Our analysis leads us to expect a 40 Bcf injection level for the report week. Our expectation is same as the current consensus of 40 Bcf and 5 Bcf less than the 45 Bcf five-year average storage build.
Storage – Positive
EIA weekly natural gas storage reported a build of 62 Bcf. We had predicted a 68 Bcf storage build that was 5 Bcf less than the consensus of 73 Bcf. We were right directionally; however, the actual build came in lower than our expectations. It was also less than the five-year average injection level (65 Bcf) for the first time in more than 18 weeks. For this week, we expect a 40 Bcf build. Given that the five-year average build is 45 Bcf, it is likely the actual build comes in a little lesser than that level. Accordingly, we see storage changes as a positive driver for this week’s prices.
Weather – Positive
The NOAA’s latest 6-10-day temperature forecast shows a warming trend across United States from late July to early August. We expect the national demand to go up over the next fortnight. Natural gas futures for August were trading 2.5 cents higher on Monday morning based on weather forecasts. Accordingly, weather is a positive driver on price activity for the short term.
Supply – Neutral
Supply levels have dropped more than 1.2 Bcf/d week-on-week possibly due to Gulf Coast shut-ins during Barry. We expect the levels to revert to pre-Barry levels for the current week. The production levels for the first three days of the current week are almost 0.8 Bcf/d higher when compared to the same period of the report week. All in, supply is a neutral factor.
Demand – Positive
Gas demand for power, which averaged 41 Bcf/d, accounts for almost half of total natural gas demand in the United States as is the norm for the summer. Net increase across structural demand side drivers accounted for 1.32 Bcf/d or 9 Bcf w-o-w. Demand is definitely a positive driving factor for gas prices.
Flows – Neutral
There were no new upset conditions. We see flows as a neutral factor for this week’s price activity.
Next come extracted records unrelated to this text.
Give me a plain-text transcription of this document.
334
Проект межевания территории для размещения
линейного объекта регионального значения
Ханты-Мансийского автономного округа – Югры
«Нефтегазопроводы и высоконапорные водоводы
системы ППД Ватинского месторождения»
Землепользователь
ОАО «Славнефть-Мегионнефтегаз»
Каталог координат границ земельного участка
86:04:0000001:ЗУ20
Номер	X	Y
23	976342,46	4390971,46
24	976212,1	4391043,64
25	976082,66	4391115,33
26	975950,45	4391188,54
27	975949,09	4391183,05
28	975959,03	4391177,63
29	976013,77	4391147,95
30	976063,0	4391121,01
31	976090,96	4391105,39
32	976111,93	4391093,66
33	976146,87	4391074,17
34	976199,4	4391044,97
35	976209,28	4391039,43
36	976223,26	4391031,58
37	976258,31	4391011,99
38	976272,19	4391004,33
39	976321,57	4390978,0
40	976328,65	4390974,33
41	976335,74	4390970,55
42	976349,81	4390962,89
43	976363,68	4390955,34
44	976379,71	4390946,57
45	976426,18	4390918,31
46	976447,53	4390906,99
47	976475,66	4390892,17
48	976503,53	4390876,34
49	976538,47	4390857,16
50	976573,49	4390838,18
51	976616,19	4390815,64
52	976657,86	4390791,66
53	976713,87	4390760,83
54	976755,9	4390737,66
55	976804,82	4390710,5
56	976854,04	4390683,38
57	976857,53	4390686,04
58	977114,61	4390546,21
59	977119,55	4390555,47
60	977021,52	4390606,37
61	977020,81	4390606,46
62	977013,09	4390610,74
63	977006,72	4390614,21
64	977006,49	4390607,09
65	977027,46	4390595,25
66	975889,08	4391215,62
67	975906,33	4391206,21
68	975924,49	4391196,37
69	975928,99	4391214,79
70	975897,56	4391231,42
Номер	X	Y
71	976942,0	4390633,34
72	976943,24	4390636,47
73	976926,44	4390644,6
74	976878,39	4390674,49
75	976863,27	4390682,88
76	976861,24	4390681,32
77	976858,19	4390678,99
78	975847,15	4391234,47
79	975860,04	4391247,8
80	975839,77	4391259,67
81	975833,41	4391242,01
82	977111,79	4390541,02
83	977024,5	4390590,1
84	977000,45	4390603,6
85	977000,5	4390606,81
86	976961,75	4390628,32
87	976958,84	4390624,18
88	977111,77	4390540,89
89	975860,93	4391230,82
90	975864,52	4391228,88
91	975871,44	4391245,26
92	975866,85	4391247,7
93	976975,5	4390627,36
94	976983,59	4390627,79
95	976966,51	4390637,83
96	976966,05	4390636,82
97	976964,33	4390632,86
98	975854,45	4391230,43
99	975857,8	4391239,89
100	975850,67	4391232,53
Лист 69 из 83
Trader Sentiment – Positive
Weather forecasts that indicate warmer August than normal have provided incentive for the markets to increase the futures prices. Henry Hub prices could go up to $2.50/MMBtu mark if the hotter weather prevails. We see trader sentiment as positive for short term unless weather forecasts change drastically over the next two weeks. The CFTC's 7/19/2019 commitment of traders report for NYMEX natural gas futures and options showed that reportable financial positions (Managed Money and Other) on 7/16/2019 were 160,153 net short while reportable commercial operator positions came in with a 131,521 net long position. Total open interest was reported for this week at 1,333,832 and was up 19,697 lots from last week's reported 1,314,135 level.